Prenant prétexte des tensions diplomatiques entre l’Union européenne et les États-Unis, les politiques prennent, sur ce sujet comme sur d’autres, un tournant nationaliste. Alors que le développement du numérique pose de nouveaux problèmes, en termes de confidentialité, de contrôle de l’opinion ou d’utilisation de données personnelles à des fins industrielles (en particulier depuis le boom de l’IA qui permet de traiter des quantités gigantesques de données), la seule chose qui leur importe est le drapeau sous lequel les entreprises réalisent ces profits. Comme si les citoyens américains n’avaient pas autant que nous, et peut-être même plus, à craindre que leurs données personnelles soient dans les mains d’entreprises intimement liées à leur gouvernement. Et comme si les utilisateurs ici ne devraient pas craindre la surveillance d’éventuelles plateformes européennes !
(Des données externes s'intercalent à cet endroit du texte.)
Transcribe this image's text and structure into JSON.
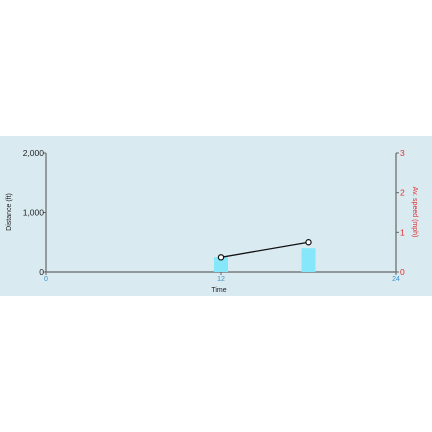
{
  "chart_data": {
    "type": "bar+line",
    "xlabel": "Time",
    "ylabel_left": "Distance (ft)",
    "ylabel_right": "Av. speed (mph)",
    "xlim": [
      0,
      24
    ],
    "ylim_left": [
      0,
      2000
    ],
    "ylim_right": [
      0,
      3
    ],
    "x_ticks": [
      "0",
      "12",
      "24"
    ],
    "x_tick_values": [
      0,
      12,
      24
    ],
    "y_left_ticks": [
      "0",
      "1,000",
      "2,000"
    ],
    "y_left_tick_values": [
      0,
      1000,
      2000
    ],
    "y_right_ticks": [
      "0",
      "1",
      "2",
      "3"
    ],
    "y_right_tick_values": [
      0,
      1,
      2,
      3
    ],
    "grid": false,
    "bars": {
      "axis": "left",
      "color": "#86e6fa",
      "x": [
        12,
        18
      ],
      "values": [
        250,
        400
      ]
    },
    "line": {
      "axis": "right",
      "color": "#111111",
      "x": [
        12,
        18
      ],
      "values": [
        0.37,
        0.75
      ]
    },
    "colors": {
      "panel_background": "#daeaf1",
      "axis_line": "#666666",
      "right_axis": "#e03030",
      "x_tick_labels": "#3a93c8"
    }
  }
}
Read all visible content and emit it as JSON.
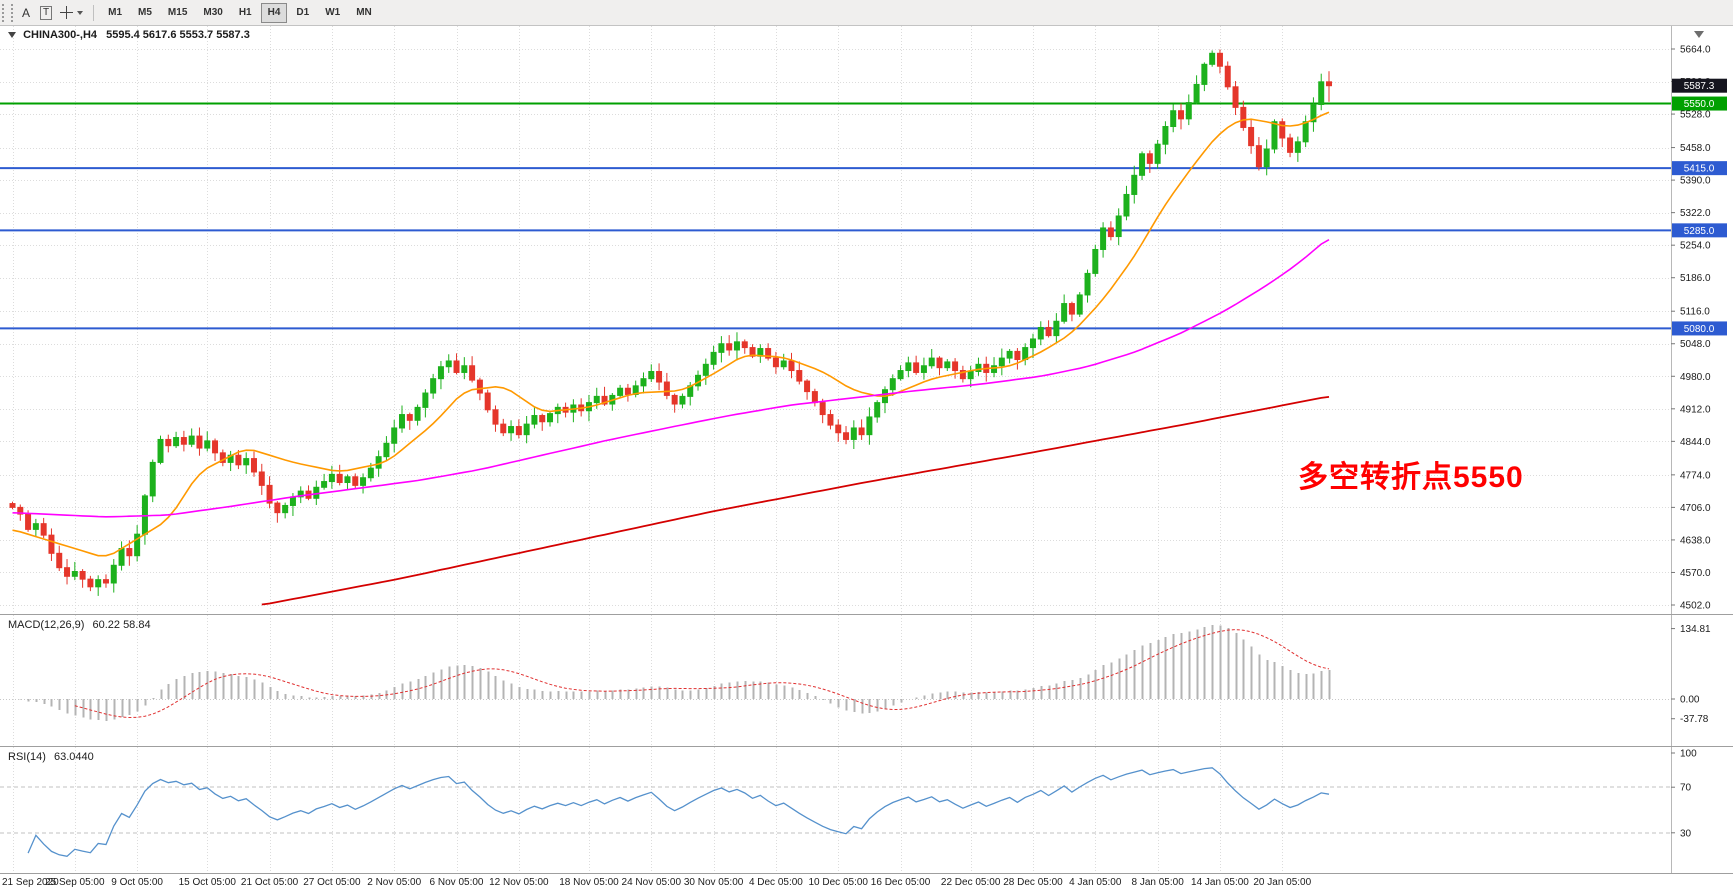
{
  "toolbar": {
    "tool_a": "A",
    "tool_t": "T",
    "icons": [
      "toolbar-drag-handle",
      "crosshair-icon",
      "chevron-down-icon"
    ],
    "timeframes": [
      "M1",
      "M5",
      "M15",
      "M30",
      "H1",
      "H4",
      "D1",
      "W1",
      "MN"
    ],
    "active_timeframe": "H4"
  },
  "chart": {
    "title_symbol": "CHINA300-,H4",
    "title_ohlc": "5595.4 5617.6 5553.7 5587.3",
    "annotation": {
      "text": "多空转折点5550",
      "color": "#ff0000"
    }
  },
  "colors": {
    "up": "#1db11d",
    "down": "#e5362b",
    "ma_fast": "#ff9900",
    "ma_mid": "#ff00ff",
    "ma_slow": "#d40000",
    "level_blue": "#2d5bd1",
    "level_green": "#00a000",
    "grid": "#dcdcdc",
    "macd_bar": "#b4b4b4",
    "macd_signal": "#e03030",
    "rsi_line": "#5591cc",
    "badge_current_bg": "#15151f",
    "axis_text": "#1b1b1b"
  },
  "chart_data": {
    "type": "candlestick",
    "symbol": "CHINA300-",
    "timeframe": "H4",
    "ohlc_current": {
      "open": 5595.4,
      "high": 5617.6,
      "low": 5553.7,
      "close": 5587.3
    },
    "ylim": [
      4502,
      5664
    ],
    "closes": [
      4706,
      4692,
      4660,
      4672,
      4648,
      4610,
      4580,
      4562,
      4572,
      4556,
      4540,
      4555,
      4548,
      4585,
      4620,
      4605,
      4650,
      4730,
      4800,
      4848,
      4835,
      4852,
      4838,
      4855,
      4830,
      4845,
      4820,
      4800,
      4815,
      4795,
      4808,
      4780,
      4752,
      4715,
      4695,
      4710,
      4728,
      4740,
      4725,
      4748,
      4760,
      4775,
      4758,
      4770,
      4752,
      4768,
      4788,
      4812,
      4840,
      4872,
      4900,
      4888,
      4915,
      4945,
      4975,
      5000,
      5012,
      4988,
      5002,
      4972,
      4945,
      4910,
      4880,
      4862,
      4875,
      4858,
      4880,
      4898,
      4885,
      4902,
      4915,
      4905,
      4920,
      4908,
      4925,
      4938,
      4922,
      4940,
      4955,
      4942,
      4960,
      4975,
      4990,
      4968,
      4940,
      4922,
      4938,
      4960,
      4982,
      5005,
      5030,
      5048,
      5035,
      5052,
      5040,
      5022,
      5038,
      5018,
      5000,
      5012,
      4992,
      4970,
      4948,
      4925,
      4900,
      4878,
      4862,
      4848,
      4872,
      4858,
      4895,
      4925,
      4952,
      4975,
      4992,
      5008,
      4988,
      5002,
      5018,
      4998,
      5010,
      4992,
      4975,
      4990,
      5005,
      4988,
      5002,
      5018,
      5032,
      5015,
      5040,
      5058,
      5082,
      5065,
      5095,
      5132,
      5110,
      5150,
      5195,
      5245,
      5290,
      5272,
      5315,
      5360,
      5400,
      5445,
      5425,
      5465,
      5502,
      5535,
      5518,
      5552,
      5590,
      5632,
      5655,
      5628,
      5585,
      5542,
      5500,
      5462,
      5418,
      5455,
      5512,
      5478,
      5448,
      5470,
      5512,
      5548,
      5595.4,
      5587.3
    ],
    "price_grid_labels": [
      5664.0,
      5596.0,
      5528.0,
      5458.0,
      5390.0,
      5322.0,
      5254.0,
      5186.0,
      5116.0,
      5048.0,
      4980.0,
      4912.0,
      4844.0,
      4774.0,
      4706.0,
      4638.0,
      4570.0,
      4502.0
    ],
    "current_price": {
      "value": 5587.3,
      "label": "5587.3"
    },
    "levels": [
      {
        "price": 5550.0,
        "label": "5550.0",
        "color": "#00a000"
      },
      {
        "price": 5415.0,
        "label": "5415.0",
        "color": "#2d5bd1"
      },
      {
        "price": 5285.0,
        "label": "5285.0",
        "color": "#2d5bd1"
      },
      {
        "price": 5080.0,
        "label": "5080.0",
        "color": "#2d5bd1"
      }
    ],
    "time_labels": [
      {
        "label": "21 Sep 2020",
        "idx": 0
      },
      {
        "label": "25 Sep 05:00",
        "idx": 8
      },
      {
        "label": "9 Oct 05:00",
        "idx": 16
      },
      {
        "label": "15 Oct 05:00",
        "idx": 25
      },
      {
        "label": "21 Oct 05:00",
        "idx": 33
      },
      {
        "label": "27 Oct 05:00",
        "idx": 41
      },
      {
        "label": "2 Nov 05:00",
        "idx": 49
      },
      {
        "label": "6 Nov 05:00",
        "idx": 57
      },
      {
        "label": "12 Nov 05:00",
        "idx": 65
      },
      {
        "label": "18 Nov 05:00",
        "idx": 74
      },
      {
        "label": "24 Nov 05:00",
        "idx": 82
      },
      {
        "label": "30 Nov 05:00",
        "idx": 90
      },
      {
        "label": "4 Dec 05:00",
        "idx": 98
      },
      {
        "label": "10 Dec 05:00",
        "idx": 106
      },
      {
        "label": "16 Dec 05:00",
        "idx": 114
      },
      {
        "label": "22 Dec 05:00",
        "idx": 123
      },
      {
        "label": "28 Dec 05:00",
        "idx": 131
      },
      {
        "label": "4 Jan 05:00",
        "idx": 139
      },
      {
        "label": "8 Jan 05:00",
        "idx": 147
      },
      {
        "label": "14 Jan 05:00",
        "idx": 155
      },
      {
        "label": "20 Jan 05:00",
        "idx": 163
      }
    ],
    "ma_lines": [
      {
        "name": "ma-fast-orange",
        "color": "#ff9900",
        "width": 1.6,
        "anchors": [
          [
            0,
            4660
          ],
          [
            12,
            4600
          ],
          [
            20,
            4680
          ],
          [
            24,
            4780
          ],
          [
            30,
            4830
          ],
          [
            36,
            4800
          ],
          [
            42,
            4780
          ],
          [
            48,
            4800
          ],
          [
            54,
            4880
          ],
          [
            58,
            4950
          ],
          [
            63,
            4960
          ],
          [
            68,
            4905
          ],
          [
            74,
            4915
          ],
          [
            80,
            4945
          ],
          [
            86,
            4950
          ],
          [
            90,
            4985
          ],
          [
            94,
            5025
          ],
          [
            99,
            5020
          ],
          [
            104,
            4990
          ],
          [
            108,
            4950
          ],
          [
            112,
            4935
          ],
          [
            118,
            4975
          ],
          [
            124,
            4995
          ],
          [
            128,
            5000
          ],
          [
            132,
            5030
          ],
          [
            136,
            5070
          ],
          [
            140,
            5140
          ],
          [
            144,
            5230
          ],
          [
            148,
            5340
          ],
          [
            152,
            5430
          ],
          [
            155,
            5490
          ],
          [
            158,
            5520
          ],
          [
            161,
            5512
          ],
          [
            164,
            5500
          ],
          [
            167,
            5515
          ],
          [
            169,
            5535
          ]
        ]
      },
      {
        "name": "ma-mid-magenta",
        "color": "#ff00ff",
        "width": 1.6,
        "anchors": [
          [
            0,
            4695
          ],
          [
            12,
            4686
          ],
          [
            20,
            4690
          ],
          [
            28,
            4708
          ],
          [
            36,
            4728
          ],
          [
            44,
            4745
          ],
          [
            52,
            4762
          ],
          [
            60,
            4785
          ],
          [
            68,
            4815
          ],
          [
            76,
            4845
          ],
          [
            84,
            4872
          ],
          [
            92,
            4898
          ],
          [
            100,
            4920
          ],
          [
            108,
            4935
          ],
          [
            116,
            4950
          ],
          [
            124,
            4963
          ],
          [
            132,
            4980
          ],
          [
            138,
            5000
          ],
          [
            144,
            5030
          ],
          [
            150,
            5070
          ],
          [
            156,
            5120
          ],
          [
            161,
            5170
          ],
          [
            165,
            5215
          ],
          [
            169,
            5270
          ]
        ]
      },
      {
        "name": "ma-slow-red",
        "color": "#d40000",
        "width": 1.8,
        "anchors": [
          [
            32,
            4502
          ],
          [
            50,
            4558
          ],
          [
            70,
            4628
          ],
          [
            90,
            4698
          ],
          [
            110,
            4760
          ],
          [
            130,
            4818
          ],
          [
            150,
            4878
          ],
          [
            169,
            4938
          ]
        ]
      }
    ],
    "indicators": {
      "macd": {
        "label": "MACD(12,26,9)",
        "values_text": "60.22 58.84",
        "params": [
          12,
          26,
          9
        ],
        "axis_labels": [
          {
            "v": 134.81,
            "text": "134.81"
          },
          {
            "v": 0,
            "text": "0.00"
          },
          {
            "v": -37.78,
            "text": "-37.78"
          }
        ]
      },
      "rsi": {
        "label": "RSI(14)",
        "value_text": "63.0440",
        "period": 14,
        "levels": [
          70,
          30
        ],
        "axis_labels": [
          {
            "v": 100,
            "text": "100"
          },
          {
            "v": 70,
            "text": "70"
          },
          {
            "v": 30,
            "text": "30"
          }
        ]
      }
    }
  }
}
En invitant à ces rencontres des organisations patronales comme Numeum ou le Cigref, le gouvernement se prépare à soutenir économiquement les industriels français à grands coups de subventions et de commandes publiques, comme le demandent depuis longtemps les syndicats patronaux. Des dépenses qui pèseront sur l’ensemble des travailleurs français, sans pour autant améliorer les conditions de travail dans le numérique. Les presque 500 millions d’euros versés au fabricant de puces électroniques franco-italien STMicroelectronics ne l’empêchent pas de prévoir entre 5 000 et 10 000 suppressions de postes sur trois ans. Plus récemment, c’est la multinationale française Capgemini qui, malgré un résultat d’exploitation de presque un milliard d’euros au premier semestre 2025, annonce la suppression de 2 400 postes.
Ces préoccupations de souveraineté numérique se font également sentir dans le domaine militaire. Début janvier, lors d’une cérémonie de vœux, un général spécialisé dans le numérique annonçait un projet de réorganisation du Commissariat au numérique de défense, en vue d’une « efficacité opérationnelle dès 2027 ». Dans le contexte actuel de tensions internationales et de poussée militariste, les pressions à se ranger derrière « nos » industriels pourraient bien vite devenir des pressions à se ranger derrières « nos » officiers et « notre » impérialisme.
Dylan Bourrier
Industriels et armement : des liens à tous niveaux
Le scandale autour du récent contrat entre l’ICE, la police aux frontières américaine, et Capgemini, est significatif du dévouement dont font preuve les entreprises de la tech’ envers la police, le militaire et le renseignement. Les plateformes Apple, TikTok, Google et Facebook fournissent leurs données aux forces de l’ordre dans 80 % des cas. À un autre niveau, l’entreprise américaine Palantir dirigée par Peter Thiel, milliardaire libertarien et trumpiste de la première heure, spécialisée dans le traitement massif de données (le « big data »), est l’objet de controverse du fait qu’elle exploite des données d’utilisateurs à des fins politiques. Son logiciel phare, Gotham, est notamment utilisé pour surveiller les militants propalestiniens, et pour faciliter l’identification de migrants aux États-Unis, en lien avec l’ICE. Elle travaille notamment avec la NSA, la CIA, le FBI ou les US Marines, mais elle entretient aussi des contrats avec la DGSI, Airbus, Forvia et Stellantis.